A mother's pain - Daughter not around to bask in GSAT success
Angelo Laurence. Gleaner Writer
MANDEVILLE, Manchester:
STACEY-ANNE STEWART-Swaby, mother of Brittney Anderson, who died in April, is still trying to come to grips with the fact that her daughter will not be around to don her Bishop Gibson High School uniform come September.
Brittney, a former student of Emmanuel Kinder Preparatory School, was diagnosed with an inoperable brain tumor on April 14, only days after celebrating her eleventh birthday and two weeks after sitting her Grade Six Achieve-ment Test (GSAT).
Despite feeling ill, she remained focused on attending the school of her choice, Bishop Gibson High.
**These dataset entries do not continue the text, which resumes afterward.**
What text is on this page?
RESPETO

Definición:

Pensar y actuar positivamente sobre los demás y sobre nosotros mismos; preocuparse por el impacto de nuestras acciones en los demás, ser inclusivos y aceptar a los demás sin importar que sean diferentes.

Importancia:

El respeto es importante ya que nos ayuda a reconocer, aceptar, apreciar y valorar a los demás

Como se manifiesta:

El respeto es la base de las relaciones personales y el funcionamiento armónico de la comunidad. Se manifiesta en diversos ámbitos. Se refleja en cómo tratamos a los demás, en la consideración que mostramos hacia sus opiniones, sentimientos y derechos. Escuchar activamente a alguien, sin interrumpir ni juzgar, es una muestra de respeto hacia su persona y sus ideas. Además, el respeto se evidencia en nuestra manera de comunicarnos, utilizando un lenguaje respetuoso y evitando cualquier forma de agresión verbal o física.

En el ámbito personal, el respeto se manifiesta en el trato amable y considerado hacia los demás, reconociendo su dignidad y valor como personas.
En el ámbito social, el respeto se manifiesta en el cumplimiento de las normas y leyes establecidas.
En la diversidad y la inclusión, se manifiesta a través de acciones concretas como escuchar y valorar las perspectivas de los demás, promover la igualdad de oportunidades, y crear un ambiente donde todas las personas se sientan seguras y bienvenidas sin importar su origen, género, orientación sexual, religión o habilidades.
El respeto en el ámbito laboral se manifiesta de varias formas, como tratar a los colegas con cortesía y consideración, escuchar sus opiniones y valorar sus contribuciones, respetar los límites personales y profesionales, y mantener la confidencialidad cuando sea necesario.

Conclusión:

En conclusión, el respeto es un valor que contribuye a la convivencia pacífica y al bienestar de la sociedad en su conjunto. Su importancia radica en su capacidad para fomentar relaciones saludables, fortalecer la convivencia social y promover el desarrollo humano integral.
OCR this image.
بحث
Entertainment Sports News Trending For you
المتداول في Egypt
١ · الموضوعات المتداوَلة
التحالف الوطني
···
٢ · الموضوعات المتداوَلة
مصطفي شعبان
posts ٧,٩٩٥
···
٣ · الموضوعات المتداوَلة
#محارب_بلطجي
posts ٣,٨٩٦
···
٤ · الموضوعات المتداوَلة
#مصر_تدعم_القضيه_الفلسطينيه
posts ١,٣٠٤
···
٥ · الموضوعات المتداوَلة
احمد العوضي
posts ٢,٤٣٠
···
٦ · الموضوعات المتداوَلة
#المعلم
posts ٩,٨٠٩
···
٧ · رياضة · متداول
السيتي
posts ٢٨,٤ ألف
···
When the GSAT results were announced, as predicted by Brittney, she was placed at the school.
A promising, bright, loving, polite and caring child is how Stewart-Swaby described Brittney when she spoke with The Gleaner from her desk at the National Land Agency in Mandeville, where she is the manager.
Showing a picture of a smiling Brittney in her blue school uniform, Stewart-Swaby fought to maintain her composure as she chronicled the path that led up to Brittney's death.
Wiping her face, she said: "I was devastated when they told me the tumor was inoperable." Calling on her faith in God, Stewart-Swaby said she still had hope that life for her daughter would not be short-lived and that proposed radiation treatment would reduce the tumor to a manageable level.
multiple misdiagnoses
However, that was not to be, as the date for the first radiation treatment at the Cornwall Regional Hospital, in St James, was months away, and the $1.5 million needed to have it done at a private institution was not readily available.
Managing a smile as she thumbed through a stack of pictures and awards of Brittney's, the grieving mother paused for a moment before proclaiming, "I am still questioning God, why?"
Dismissing her signature smile, a serious Stewart-Swaby, with what could be interpreted as a tinge of anguish, lamented the weeks of misdiagnosis of her daughter's illness by a number of doctors.
What seemed to have irritated her most was when, at one point, she was told by a medical professional that her daughter was "faking" her illness. While not blaming anyone for her daughter's death on April 20, she is, however, less than satisfied with the efforts made in getting to the root of the problems about which Brittney complained.
In a garden of flowers "she would be a rose", said Stewart-Swaby proudly of her daughter, adding that if it were not for her faith in God, family and husband, she "could not cope and would not want to live".
She told The Gleaner that she has a son who was born in March of this year, and there is peace in her heart that Brittney is happy in the arms of God.